During the first Future of Work Conference this spring, Wharton People Analytics explored themes that are transforming the workplace. Adam Grant, Wharton organizational psychologist and faculty co-director of Wharton People Analytics, introduced the virtual day of learning.
“What the data have been telling us for the past two years is that work is changing dramatically, and we don’t know enough. So why not broaden our focus and try to figure out how do we make the future of work better? And what are the changes that we’ve seen during the pandemic that we should keep and which ones should we throw out? And what new ideas should we be exploring and testing? If we can’t reinvent work now, I don’t know when we’re going to do it.”
To open the conference, Professor Grant sat down with Satya Nadella, Chairman and CEO of Microsoft. According to Glassdoor (where former employees anonymously review companies), Nadella is the most beloved CEO on Earth.
Here are 5 insights Nadella shared throughout their discussion that illustrate leadership qualities within the changing workplace.
1. “Well-being is one of the most important pieces of productivity.” Now more than ever (emerging from the pandemic), leaders need to learn good management practices that prioritize not just collaboration, output metrics and learning, but also employees’ personal well-being. For example, setting the expectation that employees don’t have to answer an email sent by the CEO over the weekend.
2. “Everybody is waking up and saying leadership and management and technological excellence go together.” Tech companies used to believe that connection was all about the technology and that management style didn’t matter. That is changing in a big way. Microsoft leaders are asked to build deep care into their managerial capability by following the “Model Coach Care” mindset, which has received a lot of attention. The company wants to see its leaders personally practicing this mindset by becoming active role models and coaching their employees to be the same to those around them, and by showing that they really care about employees’ personal growth.

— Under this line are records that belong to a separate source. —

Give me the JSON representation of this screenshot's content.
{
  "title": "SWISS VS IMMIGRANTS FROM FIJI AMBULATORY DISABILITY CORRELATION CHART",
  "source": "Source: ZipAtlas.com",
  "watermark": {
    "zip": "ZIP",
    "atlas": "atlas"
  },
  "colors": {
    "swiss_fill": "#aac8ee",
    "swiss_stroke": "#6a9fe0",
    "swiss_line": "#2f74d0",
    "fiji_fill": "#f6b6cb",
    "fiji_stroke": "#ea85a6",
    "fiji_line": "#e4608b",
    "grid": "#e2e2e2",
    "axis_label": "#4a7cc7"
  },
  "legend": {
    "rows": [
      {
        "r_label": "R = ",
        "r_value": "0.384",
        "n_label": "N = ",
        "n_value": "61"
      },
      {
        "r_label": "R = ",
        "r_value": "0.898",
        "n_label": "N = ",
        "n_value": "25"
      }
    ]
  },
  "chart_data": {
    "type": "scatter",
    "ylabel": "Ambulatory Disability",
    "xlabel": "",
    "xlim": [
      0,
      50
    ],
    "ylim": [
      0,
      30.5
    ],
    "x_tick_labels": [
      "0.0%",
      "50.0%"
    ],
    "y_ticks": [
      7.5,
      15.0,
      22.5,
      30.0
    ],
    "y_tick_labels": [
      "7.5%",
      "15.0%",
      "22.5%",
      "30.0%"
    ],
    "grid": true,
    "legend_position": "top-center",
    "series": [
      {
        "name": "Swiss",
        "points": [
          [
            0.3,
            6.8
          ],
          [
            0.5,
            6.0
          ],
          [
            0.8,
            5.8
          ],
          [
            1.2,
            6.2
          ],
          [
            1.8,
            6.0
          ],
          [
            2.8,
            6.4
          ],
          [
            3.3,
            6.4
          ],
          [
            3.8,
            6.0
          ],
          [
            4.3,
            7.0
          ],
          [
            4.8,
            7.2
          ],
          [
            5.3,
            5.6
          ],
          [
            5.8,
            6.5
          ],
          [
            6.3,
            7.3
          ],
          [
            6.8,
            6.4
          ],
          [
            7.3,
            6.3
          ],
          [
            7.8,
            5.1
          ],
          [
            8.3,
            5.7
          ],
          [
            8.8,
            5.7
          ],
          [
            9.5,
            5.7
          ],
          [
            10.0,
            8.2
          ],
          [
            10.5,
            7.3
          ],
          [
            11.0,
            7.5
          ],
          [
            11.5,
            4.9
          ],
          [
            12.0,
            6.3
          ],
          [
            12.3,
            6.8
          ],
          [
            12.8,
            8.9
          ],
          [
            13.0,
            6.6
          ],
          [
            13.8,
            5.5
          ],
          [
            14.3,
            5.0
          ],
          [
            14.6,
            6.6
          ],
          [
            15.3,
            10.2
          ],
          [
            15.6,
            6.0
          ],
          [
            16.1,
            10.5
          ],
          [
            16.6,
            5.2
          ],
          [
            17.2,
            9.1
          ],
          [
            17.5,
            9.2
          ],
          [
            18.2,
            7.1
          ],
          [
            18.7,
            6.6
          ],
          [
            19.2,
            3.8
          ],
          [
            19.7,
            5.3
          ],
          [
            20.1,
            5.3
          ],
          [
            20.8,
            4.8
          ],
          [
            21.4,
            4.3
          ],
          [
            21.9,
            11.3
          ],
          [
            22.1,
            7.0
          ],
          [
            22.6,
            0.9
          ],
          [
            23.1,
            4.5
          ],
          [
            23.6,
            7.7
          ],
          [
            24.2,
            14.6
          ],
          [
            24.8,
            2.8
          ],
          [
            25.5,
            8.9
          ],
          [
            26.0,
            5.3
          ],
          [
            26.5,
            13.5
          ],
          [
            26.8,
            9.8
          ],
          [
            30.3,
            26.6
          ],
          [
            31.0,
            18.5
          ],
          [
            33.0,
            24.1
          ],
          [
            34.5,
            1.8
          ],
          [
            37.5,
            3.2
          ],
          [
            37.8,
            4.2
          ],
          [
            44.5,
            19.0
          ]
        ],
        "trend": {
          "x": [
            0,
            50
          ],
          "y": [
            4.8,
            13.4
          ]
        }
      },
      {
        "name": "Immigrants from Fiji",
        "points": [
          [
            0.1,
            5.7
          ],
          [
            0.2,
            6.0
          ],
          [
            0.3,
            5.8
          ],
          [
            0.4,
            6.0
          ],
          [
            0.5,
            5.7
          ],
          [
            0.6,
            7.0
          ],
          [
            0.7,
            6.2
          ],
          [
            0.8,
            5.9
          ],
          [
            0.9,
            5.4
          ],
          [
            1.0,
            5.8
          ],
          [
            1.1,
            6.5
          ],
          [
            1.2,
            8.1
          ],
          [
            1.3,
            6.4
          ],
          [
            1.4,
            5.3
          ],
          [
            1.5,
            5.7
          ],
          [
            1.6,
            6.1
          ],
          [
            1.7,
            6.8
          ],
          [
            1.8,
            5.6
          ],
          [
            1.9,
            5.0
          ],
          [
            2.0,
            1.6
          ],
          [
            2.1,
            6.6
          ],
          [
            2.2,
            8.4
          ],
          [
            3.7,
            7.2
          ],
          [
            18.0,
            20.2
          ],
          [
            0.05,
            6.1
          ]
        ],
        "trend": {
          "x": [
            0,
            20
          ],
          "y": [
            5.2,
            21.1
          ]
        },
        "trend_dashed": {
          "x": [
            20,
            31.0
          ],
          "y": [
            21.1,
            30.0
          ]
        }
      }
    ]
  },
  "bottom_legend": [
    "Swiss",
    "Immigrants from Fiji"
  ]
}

3. Leaders must learn to show humility and vulnerability. “The psychological safety that you create around you, especially the more senior you are, becomes super important…One technique of that is to share your own fallibility because that gives confidence to others.
4. A key to strong leadership is “figuring out the lived experiences of the people on your team.” The reality is, all of us come from different places, have different histories and our everyday experiences are different. The impact of what’s happening broadly in the world of any employee cannot be separated by how the employee feels at work. When someone shows up and their community is being impacted, good leaders must recognize it.
5. “Great teams are important, but great teaming is the currency…a lifelong learner is someone who genuinely believes that he can learn something from every single person he interacts with.” Leaders need to assess their own ability to learn from others. “I always think about the daily routine, the number of people I meet and how I was able to explore new things because of the people and what I learned from them.”
Watch the Wharton Future of Work Conference here.
Why does Adam Grant believe that now is a great time to be thinking about the future of work?
What is people analytics and why is it so important to your future life as an employee?
Which Satya Nadella leadership lesson resonates most with you and why?